Tough Truths About Obama's Character
By INVESTOR'S BUSINESS DAILY | Posted Friday, September 12, 2008 4:20 PM PT

Election '08: Barack Obama's campaign is crying foul over John McCain's new hard-hitting ads. But the Democratic nominee has no one but himself to blame for his statements and his behavior.

One new spot slams Sen. Obama for riling up a crowd with his "lipstick on a pig" jibe on Tuesday, just days after GOP running mate Gov. Sarah Palin brought the house down at the Republican convention in St. Paul with her line about lipstick being the only difference between a hockey mom and a pit bull.

Another ad hits the former community organizer for voting when a state senator for sex education for kindergarteners. A third commercial compares dozens of Democratic Party operatives sent to Alaska looking for dirt on Gov. Palin to ferocious wolves on the hunt in the Alaskan wilderness.

Obama has accused the McCain camp of "lies." But a careful look at the video of the full Obama lipstick statement to a rally in rural southwestern Virginia indicates that it was not innocent, but exactly what Sen. McCain is accusing it of being.

After rattling off a list of policy areas in which he charged that McCain was identical to President Bush, Obama accused his opponent of calling "the same thing something different."

He added, "you can put lipstick on a pig . . . ," and he paused. It was at that point that the crowd went wild, grinning and hooting — clearly recognizing it as a reference to Palin, whose lipstick one-liner was seen and heard by millions the week before. The roars were going full blast by the time Obama finished by adding, "it's still a pig."

The riff Obama was running through leading up to the lipstick crescendo is one he has used at a number of rallies, and matches nearly word-for-word a long bubble quote in a recent cartoon by Washington Post cartoonist Tom Toles. The Joe Biden School of Speechmaking is apparently still in business, but this also suggests the lipstick quote was the new punch line in a planned verbal vignette.
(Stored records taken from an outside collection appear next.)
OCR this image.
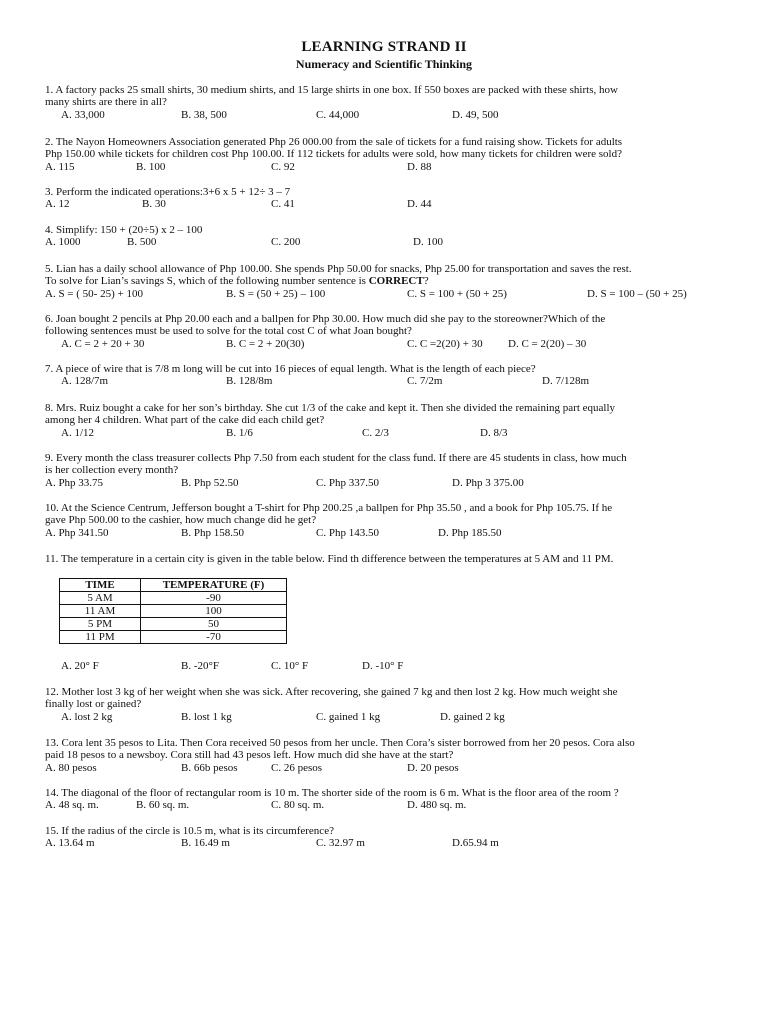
LEARNING STRAND II
Numeracy and Scientific Thinking
1. A factory packs 25 small shirts, 30 medium shirts, and 15 large shirts in one box. If 550 boxes are packed with these shirts, how
many shirts are there in all?
A. 33,000	B. 38, 500	C. 44,000	D. 49, 500
2. The Nayon Homeowners Association generated Php 26 000.00 from the sale of tickets for a fund raising show. Tickets for adults
Php 150.00 while tickets for children cost Php 100.00. If 112 tickets for adults were sold, how many tickets for children were sold?
A. 115	B. 100	C. 92	D. 88
3. Perform the indicated operations:3+6 x 5 + 12÷ 3 – 7
A. 12	B. 30	C. 41	D. 44
4. Simplify: 150 + (20÷5) x 2 – 100
A. 1000	B. 500	C. 200	D. 100
5. Lian has a daily school allowance of Php 100.00. She spends Php 50.00 for snacks, Php 25.00 for transportation and saves the rest.
To solve for Lian’s savings S, which of the following number sentence is CORRECT?
A. S = ( 50- 25) + 100	B. S = (50 + 25) – 100	C. S = 100 + (50 + 25)	D. S = 100 – (50 + 25)
6. Joan bought 2 pencils at Php 20.00 each and a ballpen for Php 30.00. How much did she pay to the storeowner?Which of the
following sentences must be used to solve for the total cost C of what Joan bought?
A. C = 2 + 20 + 30	B. C = 2 + 20(30)	C. C =2(20) + 30 D. C = 2(20) – 30
7. A piece of wire that is 7/8 m long will be cut into 16 pieces of equal length. What is the length of each piece?
A. 128/7m	B. 128/8m	C. 7/2m	D. 7/128m
8. Mrs. Ruiz bought a cake for her son’s birthday. She cut 1/3 of the cake and kept it. Then she divided the remaining part equally
among her 4 children. What part of the cake did each child get?
A. 1/12	B. 1/6	C. 2/3	D. 8/3
9. Every month the class treasurer collects Php 7.50 from each student for the class fund. If there are 45 students in class, how much
is her collection every month?
A. Php 33.75	B. Php 52.50	C. Php 337.50	D. Php 3 375.00
10. At the Science Centrum, Jefferson bought a T-shirt for Php 200.25 ,a ballpen for Php 35.50 , and a book for Php 105.75. If he
gave Php 500.00 to the cashier, how much change did he get?
A. Php 341.50	B. Php 158.50	C. Php 143.50	D. Php 185.50
11. The temperature in a certain city is given in the table below. Find th difference between the temperatures at 5 AM and 11 PM.
TIME	TEMPERATURE (F)
5 AM	-90
11 AM	100
5 PM	50
11 PM	-70
A. 20° F	B. -20°F	C. 10° F	D. -10° F
12. Mother lost 3 kg of her weight when she was sick. After recovering, she gained 7 kg and then lost 2 kg. How much weight she
finally lost or gained?
A. lost 2 kg	B. lost 1 kg	C. gained 1 kg	D. gained 2 kg
13. Cora lent 35 pesos to Lita. Then Cora received 50 pesos from her uncle. Then Cora’s sister borrowed from her 20 pesos. Cora also
paid 18 pesos to a newsboy. Cora still had 43 pesos left. How much did she have at the start?
A. 80 pesos	B. 66b pesos	C. 26 pesos	D. 20 pesos
14. The diagonal of the floor of rectangular room is 10 m. The shorter side of the room is 6 m. What is the floor area of the room ?
A. 48 sq. m.	B. 60 sq. m.	C. 80 sq. m.	D. 480 sq. m.
15. If the radius of the circle is 10.5 m, what is its circumference?
A. 13.64 m	B. 16.49 m	C. 32.97 m	D.65.94 m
Still, if for argument's sake we were to make the hard-to-swallow assumption that Obama was not referring to Palin, shouldn't he still have realized how foolish it was to use such an expression? With a woman on the opposing ticket, shouldn't he have been extra careful not to say something easily construed as a crass insult?

What does this say of his judgment? And what does it say of his character if, as is far more likely, the pig imagery was aimed at Palin?

Some media reports have alleged that McCain's charges in another ad regarding Obama's vote for kindergarten sex ed are false. "Learning about sex before learning to read?" the ad asks incredulously.

But a before-and-after examination by National Review's Jim Geraghty of what Obama supported as a member of the health and human services committee of the Illinois state senate reveals that the language "comprehensive sex education offered in any of grades 6 through 12" would indeed have changed to "comprehensive sex education offered in any of grades K through 12" had the measure become law.

Finally, a third commercial cites a Wall Street Journal report of "30 lawyers, investigators and opposition researchers" sent to Alaska to dig for dirt on Gov. Palin. "As Obama drops in the polls, he'll try to destroy her," the ad says.

Democrats deny sending operatives to the state, but consider that a July 30 posting on Obama's campaign Web site features a photo of a beaming Democratic State Sen. Hollis French, who leads the investigation into Palin's firing of the state's public safety commissioner, standing amidst numerous Obama for President placards.

Also in the photo is fellow Democratic State Sen. Kim Elton, head of the Alaska Legislative Council, who is refusing to replace French in spite of accusations that French is using his probe for optimum negative effect on Election Day.

Sen. Obama touts himself as a new kind of politician, who refuses to take the low road. In reality, he is a product of the leftish cadres of South Side Chicago, where cutthroat political tactics are just as ugly as the left's radical vision of the government replacing parents.

Sen. McCain is wise to shift from his frivolous Britney Spears "fame" ads to real reality TV with these new messages that expose Obama and his party.